One of the many remarkable characteristics of the Holy Spirit is the unique ways God works in the lives of various people.  Several years ago I took a class at Columbia Seminary on transformation experiences.  I was amazed by the 50 first person accounts of transformation experiences collected in a book edited by Hugh T. Kerr and John M. Mulder, entitled Famous Conversions.[4]  Each conversion experience is as different as the person who told of the experience of God at work in his or her life.  God knows His people, each uniquely and wonderfully created, and how to speak to each one to touch and change their hearts.  Some transformations were sudden and dramatic as the light that blinded and the voice that called to Paul as he traveled on the road to Damascus.  Some transformations were as gentle and yet life-changing as when John Wesley’s heart was strangely warmed and he knew that God had touched his life.  John Calvin’s conversion was through his careful study of the scriptures.  Charles Spurgeon’s conversion was through the words of a last-minute substitute for a no-show preacher and the words were spoken by a man who could not even preach.  But God used the words of the text, “Look unto Me and be ye saved,” to inspire Spurgeon to look and see the darkness roll away and gaze at the sun and know the gift of faith.  C.S. Lewis resisted what he termed “the steady, unrelenting approach of God” whom he so earnestly desired not to meet until he finally knelt and prayed, the most dejected and reluctant convert to a belief in God in all England.

God will work in our lives in any number of ways.  He will use most any means to reach out to us.

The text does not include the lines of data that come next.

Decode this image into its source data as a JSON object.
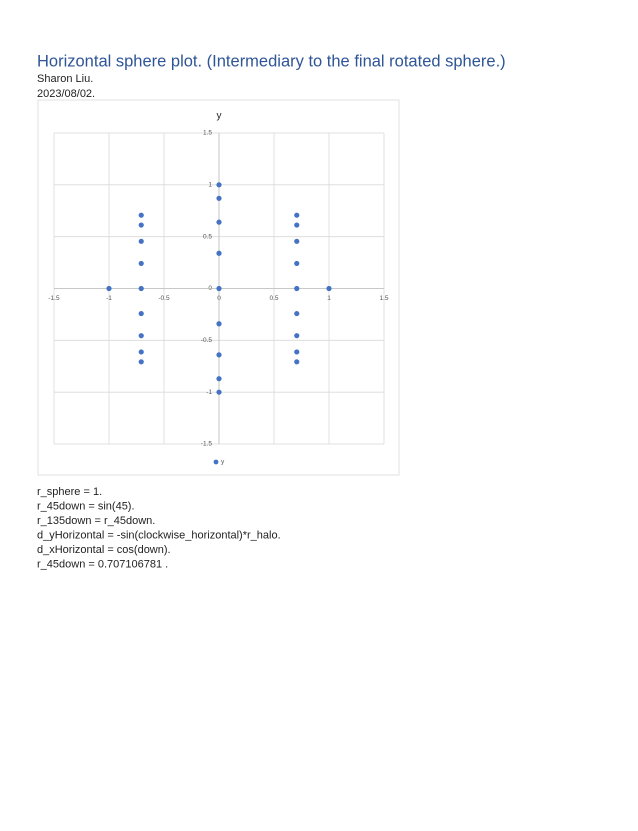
{
  "header": {
    "title": "Horizontal sphere plot. (Intermediary to the final rotated sphere.)",
    "author": "Sharon Liu.",
    "date": "2023/08/02."
  },
  "chart_data": {
    "type": "scatter",
    "y_axis_title": "y",
    "xlim": [
      -1.5,
      1.5
    ],
    "xticks": [
      -1.5,
      -1,
      -0.5,
      0,
      0.5,
      1,
      1.5
    ],
    "ylim": [
      -1.5,
      1.5
    ],
    "yticks": [
      -1.5,
      -1,
      -0.5,
      0,
      0.5,
      1,
      1.5
    ],
    "grid": true,
    "legend": "bottom",
    "series": [
      {
        "name": "y",
        "color": "#4472c4",
        "x": [
          0,
          0,
          0,
          0,
          0,
          0,
          0,
          0,
          0,
          -0.707,
          -0.707,
          -0.707,
          -0.707,
          -0.707,
          -0.707,
          -0.707,
          -0.707,
          -0.707,
          0.707,
          0.707,
          0.707,
          0.707,
          0.707,
          0.707,
          0.707,
          0.707,
          0.707,
          -1,
          1
        ],
        "values": [
          1,
          0.87,
          0.64,
          0.34,
          0,
          -0.34,
          -0.64,
          -0.87,
          -1,
          0.707,
          0.612,
          0.455,
          0.242,
          0,
          -0.242,
          -0.455,
          -0.612,
          -0.707,
          0.707,
          0.612,
          0.455,
          0.242,
          0,
          -0.242,
          -0.455,
          -0.612,
          -0.707,
          0,
          0
        ]
      }
    ]
  },
  "notes": [
    "r_sphere = 1.",
    "r_45down = sin(45).",
    "r_135down = r_45down.",
    "d_yHorizontal = -sin(clockwise_horizontal)*r_halo.",
    "d_xHorizontal = cos(down).",
    "r_45down = 0.707106781 ."
  ]
}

But the message is always the same:  the love of God for us, despite our sinfulness, despite the many times we have failed to be the people God calls us to be.  God calls us to respond to His love by receiving God’s love that we might love God and our brothers and sisters.

Lent is a time for opening ourselves to the grace of God that beckons us to act in love in the midst of a world in which there is too much self-seeking, violence and hatred.  Lent is a time for prayer, worshipping God, studying God’s word, asking for God’s power to cleanse the darkness that blocks the power of His miraculous love to work in and through us.  Lent is a time to be kind to one another and to ask God to help us love one another and show such love in word and deed, not just during Lent, but in all times and all seasons.  Such love flows from God’s love for us, a love that has the power to transform us and others.

Dag Hammarskjold, who served as the Secretary General of the United Nations, recorded in his journal, Markings, a prayer that seems most appropriate for our Lenten journey:

Give me a pure heart-that I may see Thee,

A humble heart that I may hear Thee,

A heart of love-that I may serve Thee,

A heart of faith-that I may abide in Thee. [5]

 

May this be our prayer during Lent and always.




[1] George A. Buttrick, Prayer (Nashville: Abingdon Press, 1952), 260.

[2] Timothy Keller, King’s Cross: The Story of the World in the Life of Jesus (New York:  Penguin Group, 2011), 71.

[3] Miroslav Volf, Free of Charge: Giving and Forgiving in a Culture Stripped of Grace (Grand Rapids: Vondervan, 2005), 201-2.

[4] Famous Conversions, edited by Hugh T. Kerr and John M. Mulder (Grand Rapids: William B. Eerdmans Publishing Company, 1983).

[5] Dag Hammarksjold, Markings (new York:  Ballantine Books, 1964), 189.